Permits must be purchased in person, with a check or money order. Zoning applications must be submitted in person from 8 a.m. to 2 p.m. weekdays. The city's plow trucks don't have GPS systems to help plan and track routes.
Mayor Bill Peduto has tasked Chief Innovation and Performance Officer Debra Lam with modernizing government functions.
“Our internal service is to support these departments in order for them to service the city,” Lam said. “That is a huge underpinning of our goal.”
What formerly was City Information Systems, the IT department, has been rebranded with the goal of increasing communication among city departments and streamlining services. First-year goals include upgrading the city's cable channel, revamping the 311 hotline system and starting open data programs to make information freely available, pending City Council approval. The city recently started a 311 Twitter feed to accept and respond to complaints.
This year, the IT office has a budget of about $13.8 million, a nearly $600,000 increase from last year.
Peduto pledged to make technology projects a priority, said spokeswoman Sonya Toler.

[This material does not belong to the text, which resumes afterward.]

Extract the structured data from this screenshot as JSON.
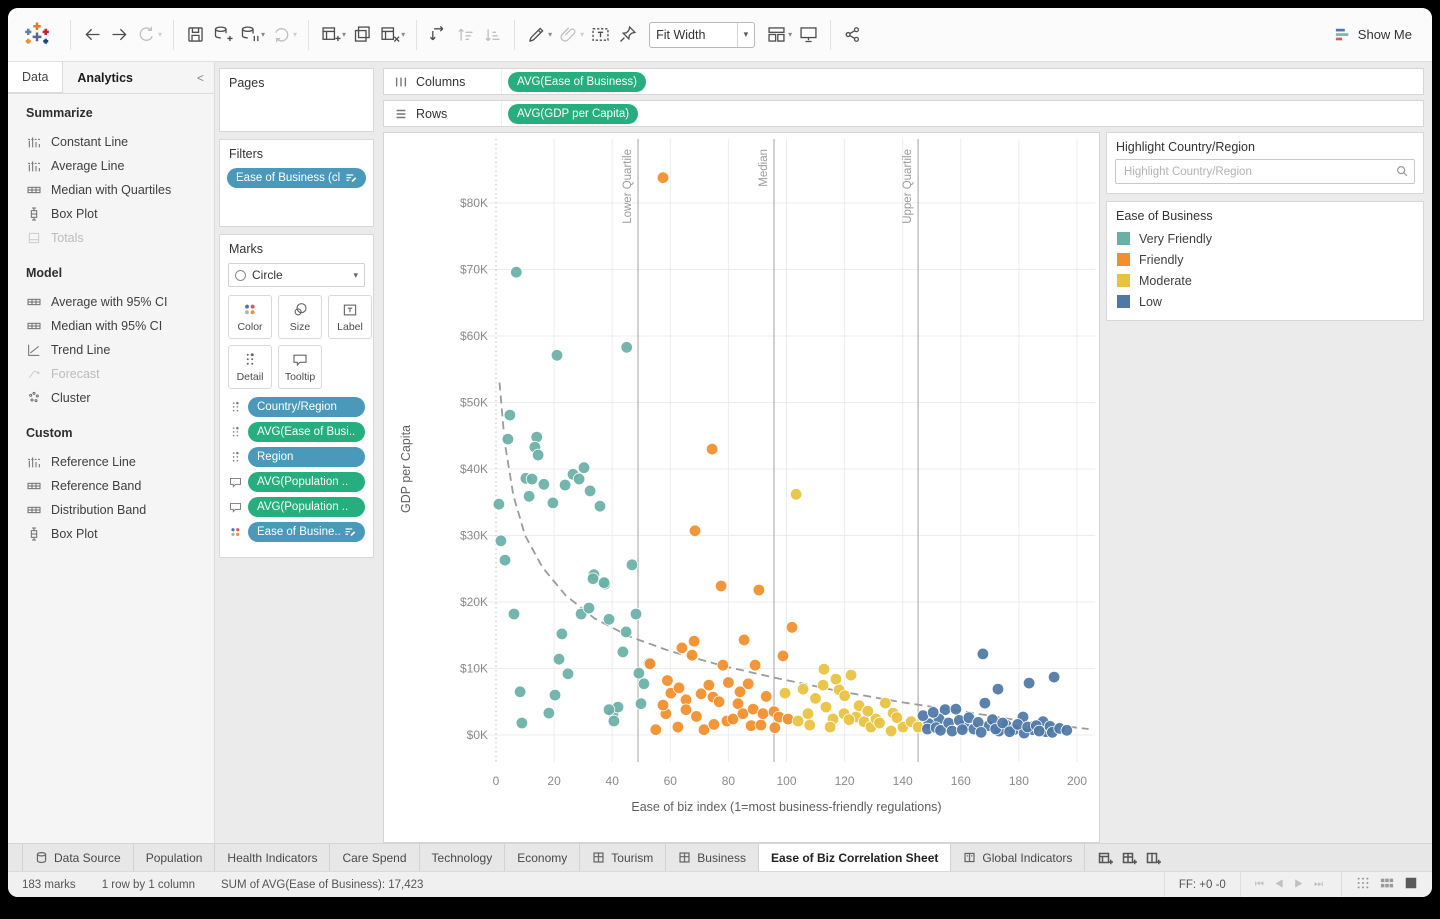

Sylvia Harris, deputy director for operations and a six-year city employee, is in charge of a citywide upgrade from Microsoft Windows XP to Windows 7 spanning at least 1,800 computers. A free upgrade awaited approval last year.
“We have more of a voice now, and this administration, to me, seems to care more about technology,” Harris said.
Lam's team plans to build a data cloud, which would give employees remote access to systems and serve as an emergency backup.
Audrey Russo, president and CEO of the Pittsburgh Technology Council, said most governments lag behind the private sector in technology. She's encouraged by open data legislation and the move toward Web-based services.
“This is a good time to close that divide from city government,” she said.
Todd Sander, executive director of the Center for Digital Government, said one of the most popular national trends is providing mobile access to government services through tablets and smartphones.
“The governments we see getting the highest marks from their citizens are the ones who understand and are building that in to the service delivery capability,” Sander said.